Turbulent flow and heat transfer enhancement of forced convection over heated baffles in a channel: Effect of pitch of baffles

The purpose of this paper is to examine the turbulent fluid flow and heat transfer characteristics for rectangular channel provided with solid plate baffles which are arranged on the bottom and top channel walls in a periodically staggered way.

The turbulent governing equations are solved by a finite volume method with the second‐order up winding scheme and the k‐ω turbulence model to describe the turbulent structure. The velocity and pressure terms of momentum equations are solved by SIMPLE (semi‐implicit method for pressure‐linked equation) algorithm. The parameters studied include the entrance Reynolds number Re (5.10³‐2.10⁴), the baffles height are fixed at (h=0.08 m); whereas three different baffle spacing were considered S₁ = D, S₂ = D/2 and S₃=3D/2 and the working medium is air.

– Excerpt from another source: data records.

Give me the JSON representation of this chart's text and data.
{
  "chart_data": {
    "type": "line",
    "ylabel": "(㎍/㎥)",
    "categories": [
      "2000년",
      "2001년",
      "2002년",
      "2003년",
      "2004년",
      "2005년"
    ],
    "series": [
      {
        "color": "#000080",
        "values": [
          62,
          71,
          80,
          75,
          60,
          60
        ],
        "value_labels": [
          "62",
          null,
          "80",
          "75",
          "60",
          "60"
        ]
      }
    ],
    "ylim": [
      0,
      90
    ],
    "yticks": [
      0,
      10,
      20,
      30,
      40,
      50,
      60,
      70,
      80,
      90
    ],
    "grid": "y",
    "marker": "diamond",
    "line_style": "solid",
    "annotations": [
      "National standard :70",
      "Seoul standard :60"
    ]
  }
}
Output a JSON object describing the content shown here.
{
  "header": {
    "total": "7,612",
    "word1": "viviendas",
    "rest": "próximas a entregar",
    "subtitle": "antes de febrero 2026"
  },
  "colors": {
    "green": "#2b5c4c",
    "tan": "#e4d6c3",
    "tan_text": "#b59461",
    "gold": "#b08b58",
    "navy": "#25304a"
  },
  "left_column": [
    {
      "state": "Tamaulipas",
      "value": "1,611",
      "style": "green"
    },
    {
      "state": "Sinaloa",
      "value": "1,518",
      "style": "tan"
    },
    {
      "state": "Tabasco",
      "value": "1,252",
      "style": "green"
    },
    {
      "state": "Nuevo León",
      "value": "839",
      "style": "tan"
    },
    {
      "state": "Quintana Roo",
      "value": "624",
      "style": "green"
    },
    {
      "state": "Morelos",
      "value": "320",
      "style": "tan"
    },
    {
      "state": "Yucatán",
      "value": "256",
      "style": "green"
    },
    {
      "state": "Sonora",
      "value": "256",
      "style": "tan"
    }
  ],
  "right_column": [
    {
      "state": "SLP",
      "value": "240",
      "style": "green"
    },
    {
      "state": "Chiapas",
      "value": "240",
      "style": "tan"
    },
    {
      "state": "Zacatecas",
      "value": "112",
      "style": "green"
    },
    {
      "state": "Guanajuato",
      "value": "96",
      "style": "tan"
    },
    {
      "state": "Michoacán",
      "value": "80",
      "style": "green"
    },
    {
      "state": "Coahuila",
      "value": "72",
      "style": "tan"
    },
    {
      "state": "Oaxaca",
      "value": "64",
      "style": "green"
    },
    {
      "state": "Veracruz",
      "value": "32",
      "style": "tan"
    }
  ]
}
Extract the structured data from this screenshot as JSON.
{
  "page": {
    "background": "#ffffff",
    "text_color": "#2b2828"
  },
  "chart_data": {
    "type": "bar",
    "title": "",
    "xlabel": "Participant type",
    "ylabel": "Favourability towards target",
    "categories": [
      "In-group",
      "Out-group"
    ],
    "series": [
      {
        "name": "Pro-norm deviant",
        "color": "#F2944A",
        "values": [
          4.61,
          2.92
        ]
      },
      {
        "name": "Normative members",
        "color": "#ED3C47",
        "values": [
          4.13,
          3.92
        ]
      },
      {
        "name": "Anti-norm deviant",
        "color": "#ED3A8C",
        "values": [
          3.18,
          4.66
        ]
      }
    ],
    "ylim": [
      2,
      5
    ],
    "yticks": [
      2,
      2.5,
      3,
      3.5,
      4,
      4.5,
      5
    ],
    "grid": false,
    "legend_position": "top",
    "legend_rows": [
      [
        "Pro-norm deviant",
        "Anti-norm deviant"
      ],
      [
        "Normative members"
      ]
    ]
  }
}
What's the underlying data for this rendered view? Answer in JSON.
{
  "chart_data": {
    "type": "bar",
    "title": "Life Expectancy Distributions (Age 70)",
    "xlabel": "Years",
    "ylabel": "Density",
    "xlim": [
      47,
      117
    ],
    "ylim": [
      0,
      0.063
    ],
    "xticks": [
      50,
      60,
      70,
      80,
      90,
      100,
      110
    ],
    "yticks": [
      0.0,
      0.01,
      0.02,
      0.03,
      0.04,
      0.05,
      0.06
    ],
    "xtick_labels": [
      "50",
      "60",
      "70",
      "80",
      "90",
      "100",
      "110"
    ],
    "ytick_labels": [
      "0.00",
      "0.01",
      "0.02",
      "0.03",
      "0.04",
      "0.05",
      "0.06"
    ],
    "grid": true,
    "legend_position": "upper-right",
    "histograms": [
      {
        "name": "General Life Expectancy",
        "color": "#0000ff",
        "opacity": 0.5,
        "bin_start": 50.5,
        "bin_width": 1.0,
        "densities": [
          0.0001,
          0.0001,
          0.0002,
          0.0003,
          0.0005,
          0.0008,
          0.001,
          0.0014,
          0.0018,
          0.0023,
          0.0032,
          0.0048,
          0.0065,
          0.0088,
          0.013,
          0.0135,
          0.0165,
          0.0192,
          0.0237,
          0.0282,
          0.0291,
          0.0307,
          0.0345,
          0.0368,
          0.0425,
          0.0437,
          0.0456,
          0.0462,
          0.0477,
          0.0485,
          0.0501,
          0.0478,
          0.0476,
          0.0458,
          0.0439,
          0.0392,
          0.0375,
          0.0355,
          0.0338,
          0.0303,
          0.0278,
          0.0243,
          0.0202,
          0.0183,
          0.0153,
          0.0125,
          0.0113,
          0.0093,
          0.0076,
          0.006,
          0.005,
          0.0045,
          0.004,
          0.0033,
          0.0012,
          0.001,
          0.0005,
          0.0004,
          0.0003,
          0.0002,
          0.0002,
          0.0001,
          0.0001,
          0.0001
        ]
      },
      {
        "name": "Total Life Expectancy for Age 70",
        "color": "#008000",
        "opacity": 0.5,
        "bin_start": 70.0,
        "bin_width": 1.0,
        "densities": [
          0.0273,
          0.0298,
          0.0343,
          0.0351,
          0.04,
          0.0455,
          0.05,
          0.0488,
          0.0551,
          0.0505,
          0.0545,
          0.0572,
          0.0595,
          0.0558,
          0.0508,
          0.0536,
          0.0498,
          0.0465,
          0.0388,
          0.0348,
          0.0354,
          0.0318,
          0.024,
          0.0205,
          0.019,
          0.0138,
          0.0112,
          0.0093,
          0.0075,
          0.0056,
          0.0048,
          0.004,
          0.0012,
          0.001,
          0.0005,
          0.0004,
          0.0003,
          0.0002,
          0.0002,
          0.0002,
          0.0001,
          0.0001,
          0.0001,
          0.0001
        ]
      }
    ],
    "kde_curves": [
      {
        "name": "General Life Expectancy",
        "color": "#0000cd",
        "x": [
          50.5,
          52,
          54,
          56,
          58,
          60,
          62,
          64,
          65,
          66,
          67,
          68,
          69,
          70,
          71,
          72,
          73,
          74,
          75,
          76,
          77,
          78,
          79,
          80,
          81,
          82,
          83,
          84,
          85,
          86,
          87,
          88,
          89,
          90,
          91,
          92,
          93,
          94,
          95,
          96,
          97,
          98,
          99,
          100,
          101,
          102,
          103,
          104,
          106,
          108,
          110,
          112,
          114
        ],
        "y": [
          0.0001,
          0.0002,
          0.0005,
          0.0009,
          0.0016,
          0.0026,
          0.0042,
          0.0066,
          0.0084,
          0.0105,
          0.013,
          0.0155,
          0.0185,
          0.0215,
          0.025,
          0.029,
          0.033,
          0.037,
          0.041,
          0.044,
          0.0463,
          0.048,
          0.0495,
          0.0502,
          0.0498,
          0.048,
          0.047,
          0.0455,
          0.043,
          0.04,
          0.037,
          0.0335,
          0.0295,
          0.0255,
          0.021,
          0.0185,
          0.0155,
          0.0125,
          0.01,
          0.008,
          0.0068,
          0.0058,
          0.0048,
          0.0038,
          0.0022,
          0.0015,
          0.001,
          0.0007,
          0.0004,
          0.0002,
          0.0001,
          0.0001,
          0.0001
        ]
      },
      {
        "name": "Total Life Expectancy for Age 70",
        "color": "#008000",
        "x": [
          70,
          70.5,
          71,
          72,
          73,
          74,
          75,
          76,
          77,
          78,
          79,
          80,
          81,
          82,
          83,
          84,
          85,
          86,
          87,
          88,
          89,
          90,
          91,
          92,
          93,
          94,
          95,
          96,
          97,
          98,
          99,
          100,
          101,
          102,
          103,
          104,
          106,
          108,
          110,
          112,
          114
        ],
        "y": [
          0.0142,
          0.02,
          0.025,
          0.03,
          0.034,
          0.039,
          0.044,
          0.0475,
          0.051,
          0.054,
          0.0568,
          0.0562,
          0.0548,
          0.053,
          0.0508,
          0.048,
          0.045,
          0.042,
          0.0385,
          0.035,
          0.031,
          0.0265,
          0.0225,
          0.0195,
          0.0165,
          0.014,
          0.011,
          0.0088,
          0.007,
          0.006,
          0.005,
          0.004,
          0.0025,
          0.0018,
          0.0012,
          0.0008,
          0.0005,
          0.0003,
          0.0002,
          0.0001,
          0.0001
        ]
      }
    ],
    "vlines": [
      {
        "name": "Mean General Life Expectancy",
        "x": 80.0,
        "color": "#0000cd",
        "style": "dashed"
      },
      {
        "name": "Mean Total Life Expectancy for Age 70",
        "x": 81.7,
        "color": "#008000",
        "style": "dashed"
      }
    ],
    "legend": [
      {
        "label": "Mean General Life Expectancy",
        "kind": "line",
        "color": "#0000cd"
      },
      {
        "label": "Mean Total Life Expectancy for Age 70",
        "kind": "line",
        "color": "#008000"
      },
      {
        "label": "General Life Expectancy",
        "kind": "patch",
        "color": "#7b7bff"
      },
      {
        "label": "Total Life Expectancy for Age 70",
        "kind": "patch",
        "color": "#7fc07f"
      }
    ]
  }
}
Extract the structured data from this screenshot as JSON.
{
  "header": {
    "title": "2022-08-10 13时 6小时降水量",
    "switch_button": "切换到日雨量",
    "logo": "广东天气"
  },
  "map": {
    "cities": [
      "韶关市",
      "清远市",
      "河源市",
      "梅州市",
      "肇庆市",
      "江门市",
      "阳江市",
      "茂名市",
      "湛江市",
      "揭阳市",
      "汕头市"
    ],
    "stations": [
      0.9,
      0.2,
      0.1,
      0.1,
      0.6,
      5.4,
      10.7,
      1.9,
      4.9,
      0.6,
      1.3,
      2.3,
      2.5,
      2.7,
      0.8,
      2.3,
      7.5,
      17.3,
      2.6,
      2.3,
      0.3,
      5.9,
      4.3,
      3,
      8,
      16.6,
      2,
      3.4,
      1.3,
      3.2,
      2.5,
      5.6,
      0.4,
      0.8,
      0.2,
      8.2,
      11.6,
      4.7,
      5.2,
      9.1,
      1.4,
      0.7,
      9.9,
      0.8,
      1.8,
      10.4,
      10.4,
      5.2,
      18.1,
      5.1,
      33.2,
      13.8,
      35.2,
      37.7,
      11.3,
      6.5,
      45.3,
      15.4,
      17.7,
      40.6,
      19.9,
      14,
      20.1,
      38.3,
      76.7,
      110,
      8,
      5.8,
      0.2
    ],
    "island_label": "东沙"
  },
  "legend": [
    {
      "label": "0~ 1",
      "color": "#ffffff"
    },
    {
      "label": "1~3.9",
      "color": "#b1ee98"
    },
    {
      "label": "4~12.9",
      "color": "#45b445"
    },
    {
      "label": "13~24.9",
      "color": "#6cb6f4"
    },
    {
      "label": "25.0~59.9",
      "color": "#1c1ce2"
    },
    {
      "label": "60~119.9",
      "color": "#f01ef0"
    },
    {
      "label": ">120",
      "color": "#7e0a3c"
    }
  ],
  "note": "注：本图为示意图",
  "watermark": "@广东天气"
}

In this work, it is found that vortex shedding generated by the baffle on the upper wall can additionally enhance heat transfer along the baffle surfaces. The wavy flow significantly changes the recirculating zone behind the last baffle. Finally, changing the baffles spacing seemed to reduce to changing the heat transfer surface between the solid and the fluid in the sense that higher heat transfer is obtained for lower spacing between baffles.

The results of the numerical calculations of the flow field indicate that the flow patterns around the solid baffles depending on the spacing of the baffles and it significantly influences the local heat transfer coefficient distributions. The problem is inversely proportional for the friction factor.